Mais, à cette époque, il n’y avait pas, semble-t-il, de conflit ouvert entre les dirigeants de l’association et la présidence du Château puisqu’en décembre 2007, Christine Albanel, ayant quitté la présidence de Versailles pour le ministère de la Culture, décorait de la Légion d’Honneur Olivier de Rohan ainsi que plusieurs personnalités de l’American Friends of Versailles, lors d’une chaleureuse cérémonie.

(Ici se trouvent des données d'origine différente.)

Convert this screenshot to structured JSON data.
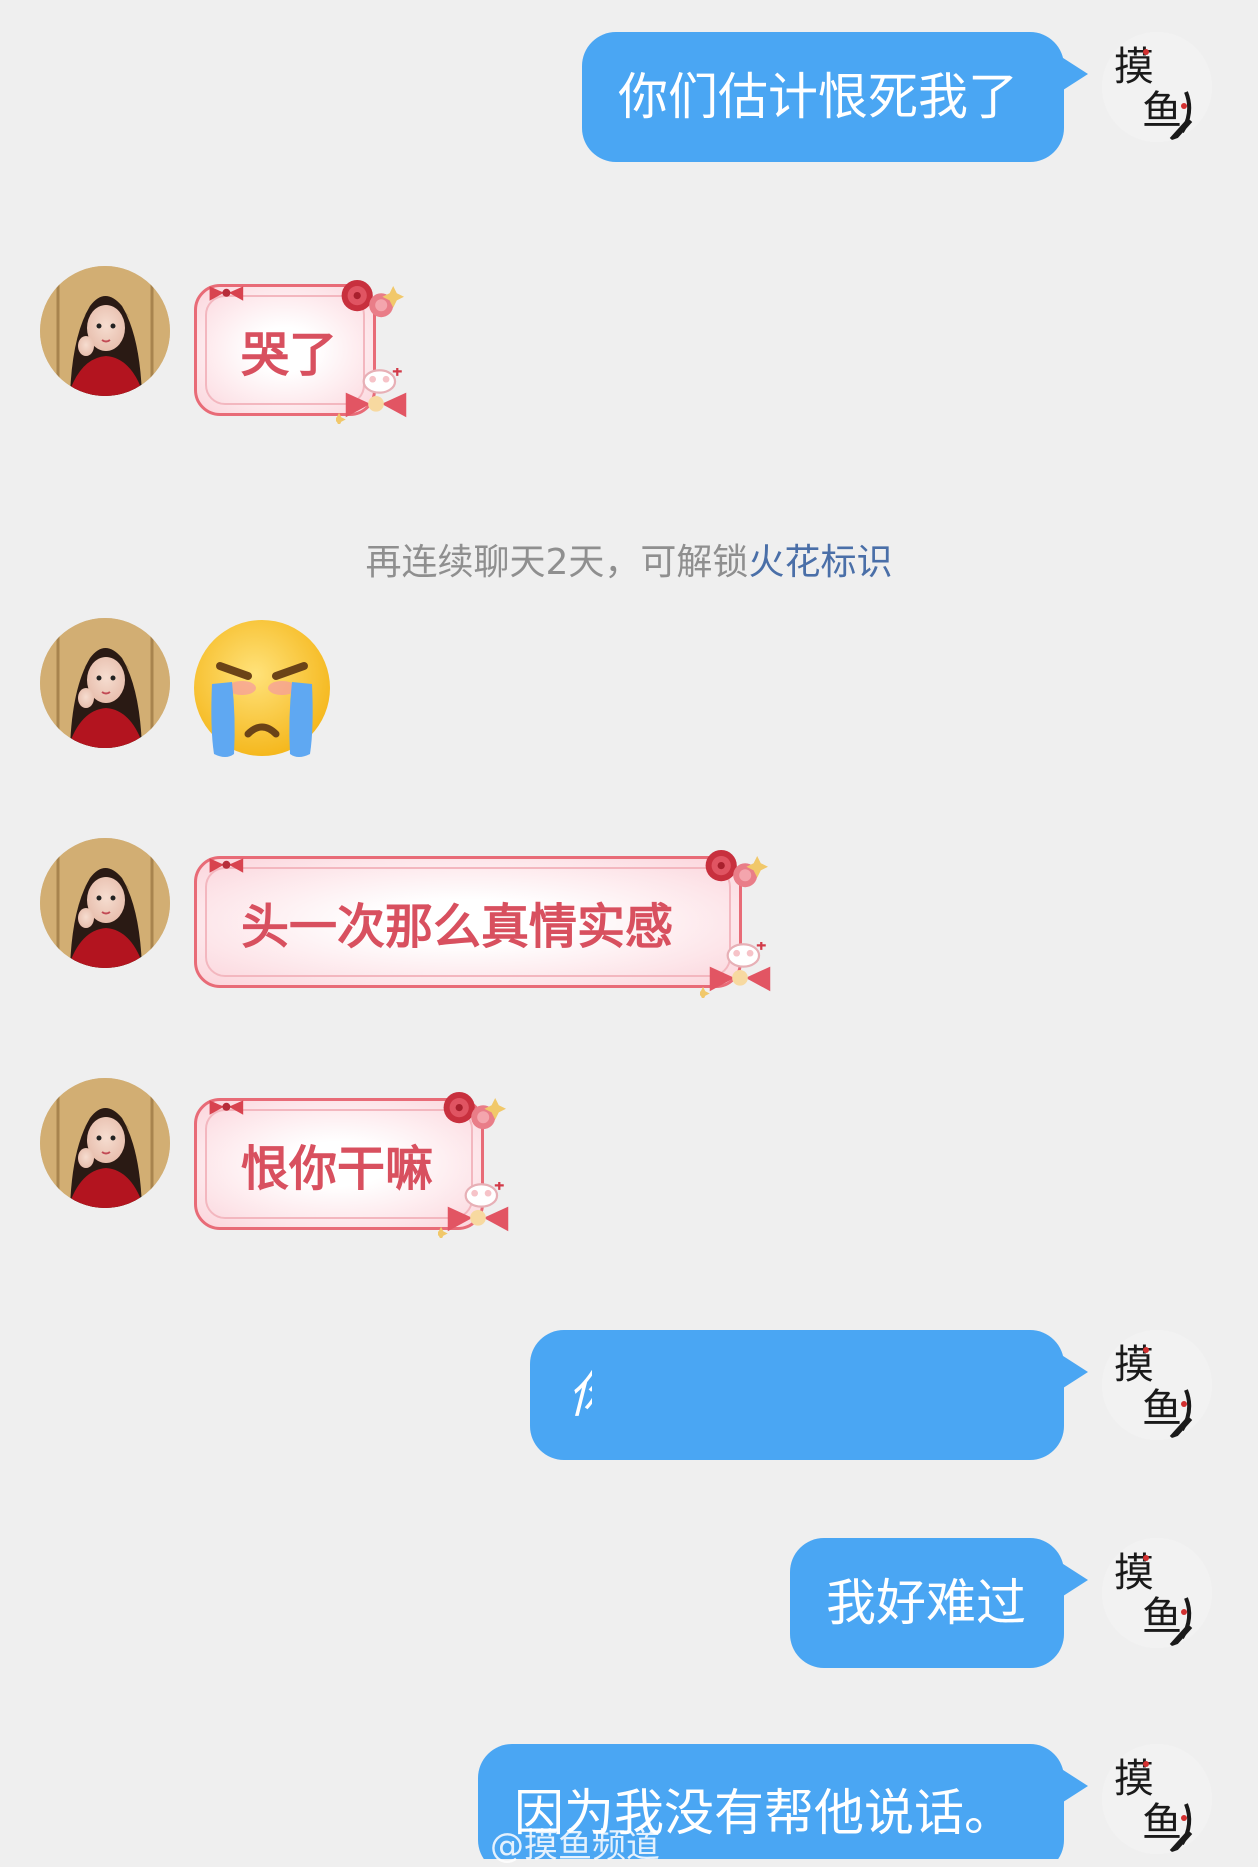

C’est à l’arrivée de M. Aillagon, en juin 2007, qu’il semble que la situation se soit crispée. Notamment avec l’organisation de l’exposition de l’artiste contemporain Jeff Koons au coeur du palais, nombres des amis de Versailles y étant hostiles. Dont Olivier de Rohan qui ne s’en cacha pas. Extrait d’une interview du Figaro :
Une opposition que certains membres jugèrent cependant trop tièdes puisque, les plus virulents d’entre eux, minoritaires, avec en tête le prince Charles-Emmanuel de Bourbon-Parme et Arnaud-Aaron Upinsky, n’hésitèrent pas à attaquer individuellement l’exposition en justice, se faisant débouter. Mais après cet échec, ils tentèrent de s’emparer de la Société des Amis de Versailles en présentant une liste dissidente lors de l’Assemblée générale de l’association de juin 2009. Cette réunion houleuse qui vit le bureau sortant se faire conspuer par une partie de l’assistance, accoucha d’un vote pour la première fois sous contrôle d’huissier. On nota l’absence jugée peu courageuse de Jean-Jacques Aillagon et de Pierre Arrizoli-Clémentel, alors directeur général du Château. La liste constestataire qualifiée de « fronde » par M. de Rohan recueillit moins de 10% de voix. Le bureau sortant se fit réélire, la présidence passant à Roland de L’Espée, expert en mobilier et objets d’art à Drouot.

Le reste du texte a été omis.